Friday, October 21, 2016

When De-Stigmatizing Becomes Demoralizing

That there is any discussion at all about prostitution not being immoral is just appalling to me. Now perhaps this has to do with some naiveté on my part, but I've always assumed that the response to prostitution was quite simple, at least, from those who were neither sex workers nor clients: prostitution objectifies persons, the objectification of persons is wrong; therefore prostitution is wrong. Personally, my objection to prostitution would be more religious, however, if I am correct in what I assume to be a quite common response, then this indicates that many people, religious or not, hold a deep intuition that prostitution is wrong.

But for some, this belief is 'not good enough.' "Sex workers need to be defended against stigmatization," they might say. I don't see this idea as a problem in itself; my problem with this, however, is what is being implicitly said.
If the perceived solution to ending stigmatization is that I must stop thinking of prostitution as being immoral, then I will not succumb to that. These social philosophers, policy makers, etc. seem to think that it's so easy to get people to stop thinking about something in a certain way. Since when was it human to just shut down intuitions and judgments at the demand of another? The correct thinking of either side is a can of worms I'm unwilling to open at the moment, but what I want to emphasize is this weird notion of humans being able to simply dim their beliefs as if their mind is some unconscious light switch.

I'm also surprised at the deterministic flavor of some of the commentary on this issue. In theological terms, I would agree that transgressions are not wholly personal troubles, but that sin committed by an individual can have an interpersonal effect. That being said, this idea of defending the lifestyles of these sex workers as if they are entirely unable of getting out of their situation is just as hopeless as it is disturbing. If you're a social reformer, don't you at least think it's a possibility that these (mostly) women could live better lives? Aren't you the one who emphasized the social construction of all this? If it can be constructed by humans, it can also be deconstructed.

Another interesting point: the prostitute is defended but the customers are not. The customers are certainly stigmatized, I would imagine, so why aren't they defended?

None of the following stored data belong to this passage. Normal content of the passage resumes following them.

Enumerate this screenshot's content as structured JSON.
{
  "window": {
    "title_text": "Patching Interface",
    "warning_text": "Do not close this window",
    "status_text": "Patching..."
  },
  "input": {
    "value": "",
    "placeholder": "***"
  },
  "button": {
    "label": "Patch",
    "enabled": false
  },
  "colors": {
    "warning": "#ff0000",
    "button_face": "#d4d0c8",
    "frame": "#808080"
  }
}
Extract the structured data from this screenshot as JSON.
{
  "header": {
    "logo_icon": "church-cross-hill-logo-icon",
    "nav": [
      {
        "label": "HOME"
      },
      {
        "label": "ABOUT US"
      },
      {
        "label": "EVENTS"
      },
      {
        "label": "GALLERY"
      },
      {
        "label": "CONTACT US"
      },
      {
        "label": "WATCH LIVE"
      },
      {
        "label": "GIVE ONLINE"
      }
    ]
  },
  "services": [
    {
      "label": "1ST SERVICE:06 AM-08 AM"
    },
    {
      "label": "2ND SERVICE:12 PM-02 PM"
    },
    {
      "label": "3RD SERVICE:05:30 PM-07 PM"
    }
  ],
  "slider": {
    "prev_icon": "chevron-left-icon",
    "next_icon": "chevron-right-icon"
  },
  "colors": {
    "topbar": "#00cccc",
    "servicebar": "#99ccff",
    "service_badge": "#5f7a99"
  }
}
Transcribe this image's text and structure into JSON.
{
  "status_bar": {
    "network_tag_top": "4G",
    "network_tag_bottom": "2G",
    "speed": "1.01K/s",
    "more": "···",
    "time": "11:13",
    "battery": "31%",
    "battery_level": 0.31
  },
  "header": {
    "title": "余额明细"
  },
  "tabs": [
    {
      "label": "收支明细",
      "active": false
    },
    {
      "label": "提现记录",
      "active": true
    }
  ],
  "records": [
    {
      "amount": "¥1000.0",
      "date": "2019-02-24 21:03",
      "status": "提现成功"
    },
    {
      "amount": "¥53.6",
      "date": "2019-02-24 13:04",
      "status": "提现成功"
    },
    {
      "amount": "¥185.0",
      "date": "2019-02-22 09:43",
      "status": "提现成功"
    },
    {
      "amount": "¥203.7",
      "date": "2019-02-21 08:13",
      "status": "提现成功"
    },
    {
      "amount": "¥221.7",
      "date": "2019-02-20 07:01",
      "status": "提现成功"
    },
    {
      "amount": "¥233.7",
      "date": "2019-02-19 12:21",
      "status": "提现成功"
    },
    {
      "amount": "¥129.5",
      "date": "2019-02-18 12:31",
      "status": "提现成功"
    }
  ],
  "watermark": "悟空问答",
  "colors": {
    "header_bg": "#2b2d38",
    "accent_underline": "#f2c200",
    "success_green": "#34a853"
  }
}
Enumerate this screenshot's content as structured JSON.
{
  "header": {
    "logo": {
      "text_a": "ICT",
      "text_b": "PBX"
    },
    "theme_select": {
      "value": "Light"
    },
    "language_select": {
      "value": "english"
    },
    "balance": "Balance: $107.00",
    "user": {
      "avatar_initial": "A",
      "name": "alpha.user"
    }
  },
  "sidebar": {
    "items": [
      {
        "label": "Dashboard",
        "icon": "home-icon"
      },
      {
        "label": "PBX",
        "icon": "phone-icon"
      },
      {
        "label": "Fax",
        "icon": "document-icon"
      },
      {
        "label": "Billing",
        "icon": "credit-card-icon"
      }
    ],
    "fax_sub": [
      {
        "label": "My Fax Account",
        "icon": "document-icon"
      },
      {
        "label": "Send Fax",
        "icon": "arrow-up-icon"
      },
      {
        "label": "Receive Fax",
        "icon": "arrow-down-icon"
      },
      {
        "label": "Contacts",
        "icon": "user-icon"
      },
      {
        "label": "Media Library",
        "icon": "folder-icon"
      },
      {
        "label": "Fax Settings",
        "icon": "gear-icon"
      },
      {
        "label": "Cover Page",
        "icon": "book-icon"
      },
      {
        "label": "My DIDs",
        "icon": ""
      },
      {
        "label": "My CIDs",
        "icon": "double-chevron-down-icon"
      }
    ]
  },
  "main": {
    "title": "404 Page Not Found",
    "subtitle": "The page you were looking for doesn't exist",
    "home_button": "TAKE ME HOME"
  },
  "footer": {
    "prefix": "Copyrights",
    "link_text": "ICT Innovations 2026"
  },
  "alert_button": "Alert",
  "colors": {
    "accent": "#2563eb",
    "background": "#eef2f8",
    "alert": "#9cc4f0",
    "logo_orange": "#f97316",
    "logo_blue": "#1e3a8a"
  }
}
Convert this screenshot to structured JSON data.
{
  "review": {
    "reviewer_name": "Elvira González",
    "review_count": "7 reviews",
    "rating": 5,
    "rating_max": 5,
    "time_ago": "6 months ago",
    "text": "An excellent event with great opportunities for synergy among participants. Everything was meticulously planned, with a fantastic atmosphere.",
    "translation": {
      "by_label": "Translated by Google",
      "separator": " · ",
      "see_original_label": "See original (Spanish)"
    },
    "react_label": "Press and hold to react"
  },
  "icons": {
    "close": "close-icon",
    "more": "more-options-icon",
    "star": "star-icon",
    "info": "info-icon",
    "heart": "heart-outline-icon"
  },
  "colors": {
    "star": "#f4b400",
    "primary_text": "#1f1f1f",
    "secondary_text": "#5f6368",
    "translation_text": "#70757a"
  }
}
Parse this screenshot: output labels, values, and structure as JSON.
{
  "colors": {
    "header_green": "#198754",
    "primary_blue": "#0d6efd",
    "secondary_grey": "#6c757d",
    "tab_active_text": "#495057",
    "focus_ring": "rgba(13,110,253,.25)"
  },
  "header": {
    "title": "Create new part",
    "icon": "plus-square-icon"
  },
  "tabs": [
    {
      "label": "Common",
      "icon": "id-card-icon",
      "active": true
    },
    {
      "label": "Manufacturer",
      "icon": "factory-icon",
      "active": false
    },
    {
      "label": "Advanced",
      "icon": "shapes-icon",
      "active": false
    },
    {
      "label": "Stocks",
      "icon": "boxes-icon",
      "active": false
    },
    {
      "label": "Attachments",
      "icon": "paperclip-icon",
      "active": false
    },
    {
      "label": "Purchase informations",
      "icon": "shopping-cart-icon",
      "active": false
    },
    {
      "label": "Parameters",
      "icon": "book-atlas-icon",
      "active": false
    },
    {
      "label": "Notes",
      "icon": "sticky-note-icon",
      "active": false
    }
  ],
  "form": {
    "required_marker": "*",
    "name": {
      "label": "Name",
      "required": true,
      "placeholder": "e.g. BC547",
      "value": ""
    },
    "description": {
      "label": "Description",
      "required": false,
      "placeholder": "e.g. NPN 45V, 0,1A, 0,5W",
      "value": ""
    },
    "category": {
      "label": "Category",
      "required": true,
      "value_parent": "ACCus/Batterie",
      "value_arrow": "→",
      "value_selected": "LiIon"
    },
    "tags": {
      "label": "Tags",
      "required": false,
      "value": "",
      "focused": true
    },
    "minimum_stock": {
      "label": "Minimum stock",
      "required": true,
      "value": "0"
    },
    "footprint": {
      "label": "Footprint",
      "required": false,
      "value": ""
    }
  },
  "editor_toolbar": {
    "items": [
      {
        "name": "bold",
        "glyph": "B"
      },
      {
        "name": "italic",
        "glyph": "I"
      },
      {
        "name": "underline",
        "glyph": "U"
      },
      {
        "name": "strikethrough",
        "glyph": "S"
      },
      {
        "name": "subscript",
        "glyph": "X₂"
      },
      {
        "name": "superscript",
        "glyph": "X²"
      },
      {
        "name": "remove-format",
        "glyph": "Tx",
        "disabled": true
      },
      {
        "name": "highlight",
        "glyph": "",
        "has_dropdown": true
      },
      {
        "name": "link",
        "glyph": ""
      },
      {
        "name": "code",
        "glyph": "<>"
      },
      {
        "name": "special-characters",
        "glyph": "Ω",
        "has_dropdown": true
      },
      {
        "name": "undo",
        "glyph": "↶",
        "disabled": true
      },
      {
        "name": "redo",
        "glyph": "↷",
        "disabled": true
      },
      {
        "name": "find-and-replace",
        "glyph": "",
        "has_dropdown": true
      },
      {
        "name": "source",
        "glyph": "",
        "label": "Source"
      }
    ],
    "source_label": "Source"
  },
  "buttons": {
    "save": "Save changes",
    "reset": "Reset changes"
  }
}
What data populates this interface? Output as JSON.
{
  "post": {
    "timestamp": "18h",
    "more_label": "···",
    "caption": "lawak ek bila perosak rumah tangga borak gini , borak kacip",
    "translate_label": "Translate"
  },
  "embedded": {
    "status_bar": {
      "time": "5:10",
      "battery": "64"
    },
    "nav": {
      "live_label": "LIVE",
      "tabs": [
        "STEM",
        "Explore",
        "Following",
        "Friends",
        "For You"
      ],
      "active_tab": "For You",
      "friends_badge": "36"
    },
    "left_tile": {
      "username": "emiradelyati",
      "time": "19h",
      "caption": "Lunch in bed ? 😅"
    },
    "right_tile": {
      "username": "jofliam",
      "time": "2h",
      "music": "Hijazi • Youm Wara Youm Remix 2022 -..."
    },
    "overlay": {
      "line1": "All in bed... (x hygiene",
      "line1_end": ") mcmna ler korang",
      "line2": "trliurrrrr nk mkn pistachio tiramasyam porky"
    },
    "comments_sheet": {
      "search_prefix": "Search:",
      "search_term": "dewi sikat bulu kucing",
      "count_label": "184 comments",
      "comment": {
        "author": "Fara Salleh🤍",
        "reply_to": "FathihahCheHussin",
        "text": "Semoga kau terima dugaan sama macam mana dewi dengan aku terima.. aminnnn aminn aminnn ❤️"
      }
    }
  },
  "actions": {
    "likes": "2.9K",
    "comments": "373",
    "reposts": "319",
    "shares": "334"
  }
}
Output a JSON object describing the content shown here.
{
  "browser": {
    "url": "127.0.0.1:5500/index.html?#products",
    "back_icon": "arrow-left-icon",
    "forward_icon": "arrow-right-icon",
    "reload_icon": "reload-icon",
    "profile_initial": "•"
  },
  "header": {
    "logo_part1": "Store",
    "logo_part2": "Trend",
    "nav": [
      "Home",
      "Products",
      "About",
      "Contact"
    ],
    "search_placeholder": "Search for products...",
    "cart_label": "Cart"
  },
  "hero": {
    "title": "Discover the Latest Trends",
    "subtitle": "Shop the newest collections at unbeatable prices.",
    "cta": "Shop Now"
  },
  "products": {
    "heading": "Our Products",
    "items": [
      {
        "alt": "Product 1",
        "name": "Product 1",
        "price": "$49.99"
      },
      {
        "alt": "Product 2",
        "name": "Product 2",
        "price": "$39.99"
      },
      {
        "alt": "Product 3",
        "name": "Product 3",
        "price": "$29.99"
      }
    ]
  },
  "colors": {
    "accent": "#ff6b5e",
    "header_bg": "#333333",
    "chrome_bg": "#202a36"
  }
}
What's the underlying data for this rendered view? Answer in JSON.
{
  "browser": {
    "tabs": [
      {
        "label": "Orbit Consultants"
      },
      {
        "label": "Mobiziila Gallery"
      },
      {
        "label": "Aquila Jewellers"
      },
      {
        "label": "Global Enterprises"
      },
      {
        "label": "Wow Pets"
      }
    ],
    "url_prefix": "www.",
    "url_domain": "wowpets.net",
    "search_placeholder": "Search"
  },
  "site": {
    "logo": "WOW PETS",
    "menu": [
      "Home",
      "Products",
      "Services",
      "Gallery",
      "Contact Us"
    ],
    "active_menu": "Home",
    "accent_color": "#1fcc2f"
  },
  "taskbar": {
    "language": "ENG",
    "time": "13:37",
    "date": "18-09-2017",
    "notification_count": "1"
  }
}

I guess you can't get mad at humans if they're just sub-atomic particles who are void of freedom.


"All the controversial issues in the culture war are sexual," says Peter Kreeft. It used to be a stereotype that young men thought sexually about everything; this was rightly referred to as perversion. But this way of thinking is now entirely acceptable, being promoted under the guise of cultural capital on behalf of the zeitgeist of the Western intelligentsia. I guess that's what you get when you keep Freud and forget about Jung. A shame indeed.